En parallèle, la Chine est accusée de transmettre aux iraniens des copies de technologies occidentales afin qu’elle s’en inspire et tente de reproduire certains éléments du missile suicide. Par suite, les autres nations citées dans l’enquête, comme l’Allemagne, révèlent les similitudes des composants qu’elle produit mais démentent la reproduction exacte du produit fini. 

Source : INSTITUTE FOR SCIENCE AND INTERNATIONAL SECURITY

 

Après l'examen des débris du Shahed-136, le moteur du drone semble être basé sur le design du moteur d’avion allemand, le Limbach L550 conçu par Limbach Flugmotoren GmbH & Co.KG. Le moteur, une pièce couramment utilisée dans l’aviation civile, est produit par une société chinoise basée à Pékin, Beijing MicroPilot Flight Control Systems depuis 2012. L’entreprise mère allemande a ouvert une filiale chinoise pour produire la série des moteurs L550. Cependant, nul ne sait si Limbach a vendu la conception L550 à la Chine ou si la société asiatique est toujours sous licence allemande. Alors même que, la revente des moteurs à l’Iran reste imprécise, les drones paraissent avoir la même exactitude de conception que les pièces chinoises proposées sur le marché public. Le principal avantage des drones kamikaze pour ce pays du Moyen-Orient est leur faible coût (à partir de 20 000 dollars l’unité) facilitant une production en masse. À l’inverse des missiles de croisières russes à plus de 2 millions de dollars l’unité. Le drone bouleverse ainsi les tactiques opérationnelles militaires classiques. Les champs de bataille ne sont inévitablement plus des mises en scène de prouesses technologiques. 

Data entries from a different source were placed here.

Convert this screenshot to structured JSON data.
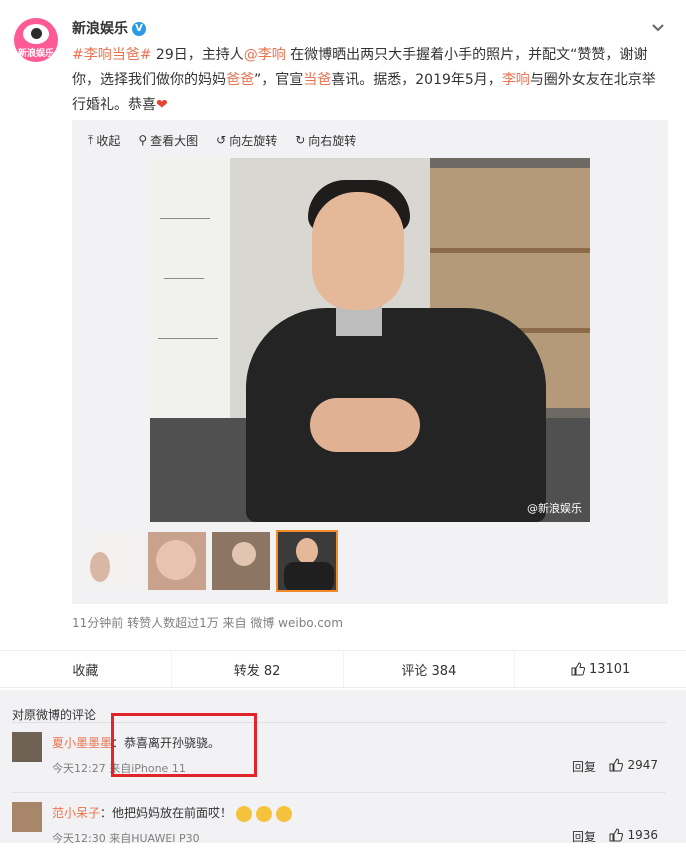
{
  "post": {
    "author": "新浪娱乐",
    "verified_mark": "V",
    "logo_text": "新浪娱乐",
    "text": {
      "tag": "#李响当爸#",
      "part1": " 29日，主持人",
      "mention": "@李响",
      "part2": " 在微博晒出两只大手握着小手的照片，并配文“赞赞，谢谢你，选择我们做你的妈妈",
      "link1": "爸爸",
      "part3": "”，官宣",
      "link2": "当爸",
      "part4": "喜讯。据悉，2019年5月，",
      "link3": "李响",
      "part5": "与圈外女友在北京举行婚礼。恭喜"
    },
    "media_bar": {
      "collapse": "收起",
      "view_large": "查看大图",
      "rotate_left": "向左旋转",
      "rotate_right": "向右旋转"
    },
    "photo_credit": "@新浪娱乐",
    "meta": "11分钟前 转赞人数超过1万 来自 微博 weibo.com"
  },
  "actions": {
    "favorite": "收藏",
    "repost": "转发 82",
    "comment": "评论 384",
    "like": "13101"
  },
  "comments": {
    "title": "对原微博的评论",
    "items": [
      {
        "name": "夏小墨墨墨",
        "text": "：恭喜离开孙骁骁。",
        "time": "今天12:27 来自iPhone 11",
        "reply": "回复",
        "likes": "2947"
      },
      {
        "name": "范小呆子",
        "text": "：他把妈妈放在前面哎！",
        "time": "今天12:30 来自HUAWEI P30",
        "reply": "回复",
        "likes": "1936"
      }
    ]
  },
  "colors": {
    "link": "#eb7350",
    "verified": "#2a9be4",
    "highlight": "#e3242b"
  }
}
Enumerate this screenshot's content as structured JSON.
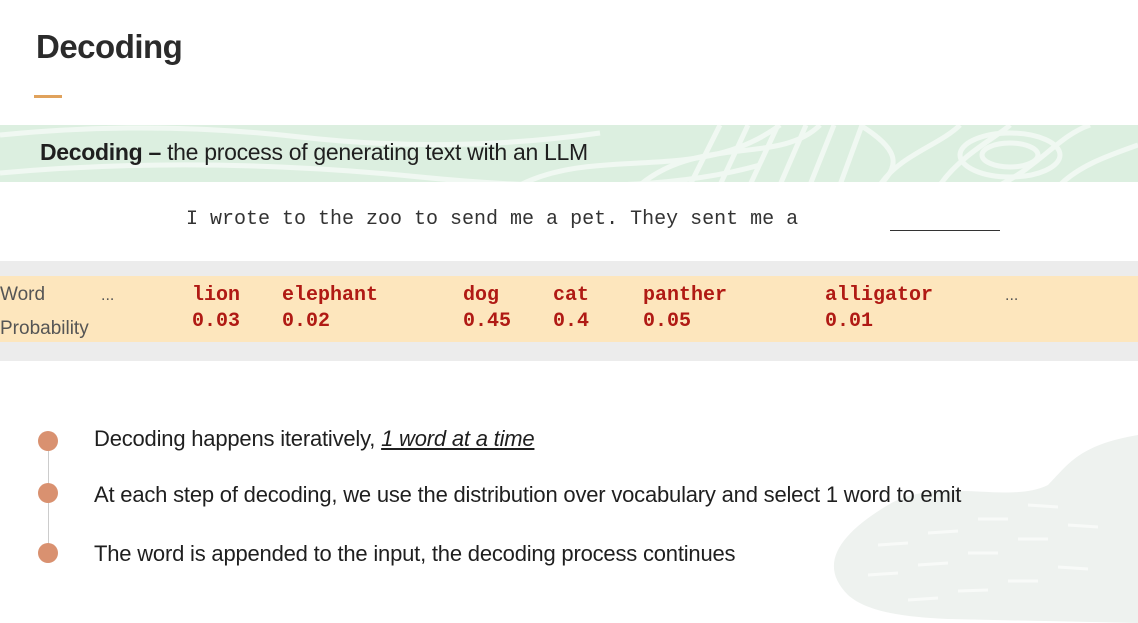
{
  "slide": {
    "title": "Decoding"
  },
  "definition": {
    "term": "Decoding",
    "dash": " – ",
    "text": "the process of generating text with an LLM"
  },
  "example": {
    "sentence": "I wrote to the zoo to send me a pet. They sent me a"
  },
  "table": {
    "row_labels": {
      "word": "Word",
      "probability": "Probability"
    },
    "ellipsis": "...",
    "entries": [
      {
        "word": "lion",
        "probability": "0.03"
      },
      {
        "word": "elephant",
        "probability": "0.02"
      },
      {
        "word": "dog",
        "probability": "0.45"
      },
      {
        "word": "cat",
        "probability": "0.4"
      },
      {
        "word": "panther",
        "probability": "0.05"
      },
      {
        "word": "alligator",
        "probability": "0.01"
      }
    ]
  },
  "bullets": [
    {
      "text": "Decoding happens iteratively, ",
      "emphasis": "1 word at a time"
    },
    {
      "text": "At each step of decoding, we use the distribution over vocabulary and select 1 word to emit"
    },
    {
      "text": "The word is appended to the input, the decoding process continues"
    }
  ],
  "colors": {
    "accent": "#e0a25c",
    "band_green": "#dcefe0",
    "table_band": "#fde6bd",
    "word_red": "#b01a14",
    "dot": "#d99170"
  }
}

Leur réputation équivoque s’est construite sur le front ukrainien, après une série d’attaques réussies pour les Russes. Le modèle Shahed-136 a immédiatement attiré l'attention lorsqu’il a été observé dans le ciel ukrainien. La Russie, en les utilisant, a révélé ne plus se contenter de ses propres systèmes technologiques pour frapper des infrastructures critiques. Dorénavant, Moscou les a renommés  “GERAN-2” illustrant le soutien militaire de Téhéran à Moscou et réciproquement. Le nombre de ces drones livrés aux forces russes s’estiment entre 500 et 600 par semaine, selon les estimations américaines. En réponse, Volodymyr Zelensky a demandé à Tel-Aviv de contrer ces offensives en rejoignant le champ de bataille européen, mais l'État du Proche-Orient a décliné cette demande par peur d'éventuelles représailles russes. La technologie iranienne ne cesse de progresser, illustrée par la présentation du dernier drone The Fotros. Avec une portée de 2000 kilomètres et une autonomie jusqu’à 30 heures, il peut transporter plusieurs missiles. L’alliage de la technologie d’armement aux  liens commerciaux tente de compenser l’infériorité iranienne face aux Israéliens qui disposent d’une des meilleures défenses aériennes au monde avec notamment les batteries d’interception de type Dôme de fer. 

De la sorte, la guerre redistribue les cartes sur la scène technologique internationale  lorsque l’Iran, se basant sur un mode de production low cost à la chinoise, tente de contourner son incapacité à développer des armements technologiquement équivalents aux produits occidentaux. S'insérant dans une stratégie de saturation tactique via la quantité, il semblerait que l'Iran se positionne peu à peu comme un utilisateur et exportateur de drones ; contournant la bataille technologique à laquelle se livrent les pays occidentaux.